13 décembre 2009

Decoy (Jack Bernhard, 1946)


Des petits studios fauchés de l’âge d’or hollywoodien (le fameux « Poverty Row »), Monogram Pictures Corporation fut l’un des plus fauchés. Entre 1931 et 1952, Monogram produisit des films de série B ou Z d’environ 70 minutes qui étaient souvent projetés par deux - en « double-bill » - et en drive-in. Ces films étaient un peu l’équivalent des téléfilms policiers d’aujourd’hui : produits à la chaîne avec des acteurs de second rang et des scénarios peu regardants sur les invraisemblances. Et hautement addictifs. Ils disparurent d’ailleurs avec la concurrence et le triomphe du petit écran, dans les années 1950.

La production en série et les petits budgets n’empêchèrent pas les studios du Poverty Row de sortir régulièrement des perles noires, des films qui auraient été totalement inenvisageables dans le contexte des grands studios de l’époque. Sorti dans l’indifférence en 1946 et quasiment invisible jusqu’à sa résurrection par The American Cinematheque en 2000, l'un des titres les plus fascinants de Monogram est un film qui défie la raison : Decoy (La rapace) du tâcheron Jack Bernhard. Pour info, "Decoy" veut dire "Leurre".

Jean Gillie et Robert Armstrong complotent en prison

En 75 minutes, le scénario, adapté d’une histoire originale de Jack Rubin, présente une suite de péripéties improbables qui empruntent à la fois au mélodrame, au fantastique et, bien entendu, au film noir, dont le film pourrait être considéré comme une sorte d’archétype. Considérez plutôt.

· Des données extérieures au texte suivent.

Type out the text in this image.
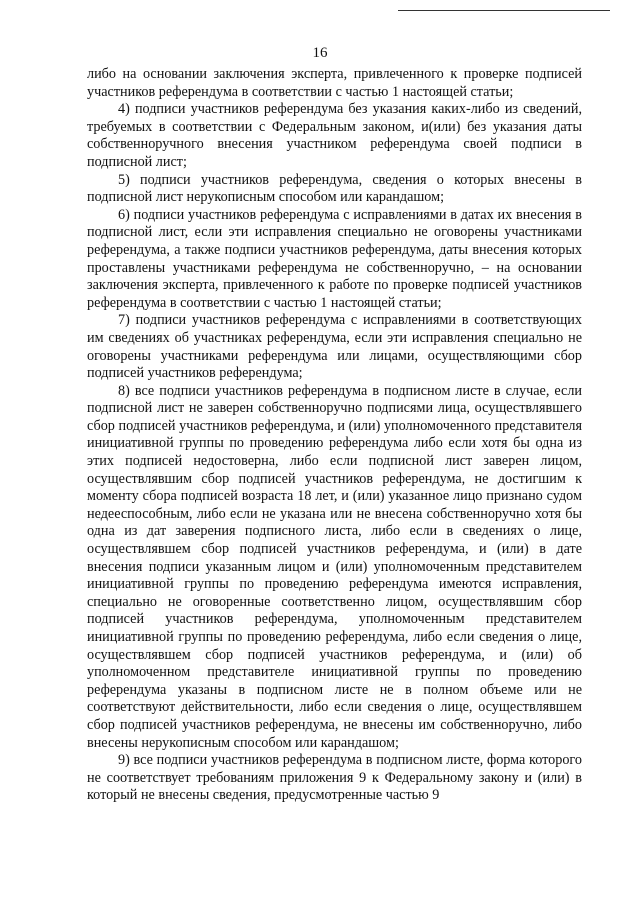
16

либо на основании заключения эксперта, привлеченного к проверке подписей участников референдума в соответствии с частью 1 настоящей статьи;

4) подписи участников референдума без указания каких-либо из сведений, требуемых в соответствии с Федеральным законом, и(или) без указания даты собственноручного внесения участником референдума своей подписи в подписной лист;

5) подписи участников референдума, сведения о которых внесены в подписной лист нерукописным способом или карандашом;

6) подписи участников референдума с исправлениями в датах их внесения в подписной лист, если эти исправления специально не оговорены участниками референдума, а также подписи участников референдума, даты внесения которых проставлены участниками референдума не собственноручно, – на основании заключения эксперта, привлеченного к работе по проверке подписей участников референдума в соответствии с частью 1 настоящей статьи;

7) подписи участников референдума с исправлениями в соответствующих им сведениях об участниках референдума, если эти исправления специально не оговорены участниками референдума или лицами, осуществляющими сбор подписей участников референдума;

8) все подписи участников референдума в подписном листе в случае, если подписной лист не заверен собственноручно подписями лица, осуществлявшего сбор подписей участников референдума, и (или) уполномоченного представителя инициативной группы по проведению референдума либо если хотя бы одна из этих подписей недостоверна, либо если подписной лист заверен лицом, осуществлявшим сбор подписей участников референдума, не достигшим к моменту сбора подписей возраста 18 лет, и (или) указанное лицо признано судом недееспособным, либо если не указана или не внесена собственноручно хотя бы одна из дат заверения подписного листа, либо если в сведениях о лице, осуществлявшем сбор подписей участников референдума, и (или) в дате внесения подписи указанным лицом и (или) уполномоченным представителем инициативной группы по проведению референдума имеются исправления, специально не оговоренные соответственно лицом, осуществлявшим сбор подписей участников референдума, уполномоченным представителем инициативной группы по проведению референдума, либо если сведения о лице, осуществлявшем сбор подписей участников референдума, и (или) об уполномоченном представителе инициативной группы по проведению референдума указаны в подписном листе не в полном объеме или не соответствуют действительности, либо если сведения о лице, осуществлявшем сбор подписей участников референдума, не внесены им собственноручно, либо внесены нерукописным способом или карандашом;

9) все подписи участников референдума в подписном листе, форма которого не соответствует требованиям приложения 9 к Федеральному закону и (или) в который не внесены сведения, предусмотренные частью 9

Un homme en costume, visiblement très mal en point, quitte en titubant une station-service, est pris en auto-stop et arrive moribond à San Francisco où il entre dans un immeuble et abat une femme blonde. Elle s’affale sur un canapé et revoit les jours précédents dans un flashback. Margot Shelby a plusieurs amants dont un qui croupit en prison, dans le couloir de la mort. Il a caché dans un endroit connu de lui seul 400.000 $ que la belle aimerait bien récupérer. Comme le mode d'exécution prévu est le gaz, Margot a l’idée de séduire le médecin légiste de la prison pour le convaincre d’administrer, après la mort du condamné, une piqûre de bleu de methylène (antidote au gaz) à celui-ci afin de faire revenir le cadavre à la vie et de lui demander où est caché le magot. Le stratagème fonctionne mais des tiers s’intéressent aussi au coffre aux dollars, pour des raisons qui leur sont propres : un autre amant de Margot et un flic désabusé. En plus, évidemment, du ressuscité lui-même qui, revenu des morts, veut récupérer ses 400.000 $. Tous s'engagent dans une course au trésor où tous les coup bas sont permis alors que le médecin est terrassé par la culpabilité d'avoir trahi le serment d’Hippocrate

Trois compères en magouilles à la poursuite d'un magot enterré

Cette trame, si elle donne une idée approximative des démences du scénario, ne rend pas justice au film : Decoy s’envole dans la strastosphère de la série B par les détails outranciers qui s’accumulent sur sa courte durée et par les questions non résolues qui se posent au spectateur une fois que le film est terminé. Ces détails et ces questions donnent à Decoy son stupéfiant pouvoir de fascination, qui n’a pas manqué de frapper les spectateurs qui l’ont vu depuis sa ressortie en 2000. Le moindre des détails n’étant pas le personnage de Margot Shelby, qui est sans doute la femme fatale la plus crapuleuse et amorale de toute l’histoire du film noir, un genre qui n’en est pourtant pas avare.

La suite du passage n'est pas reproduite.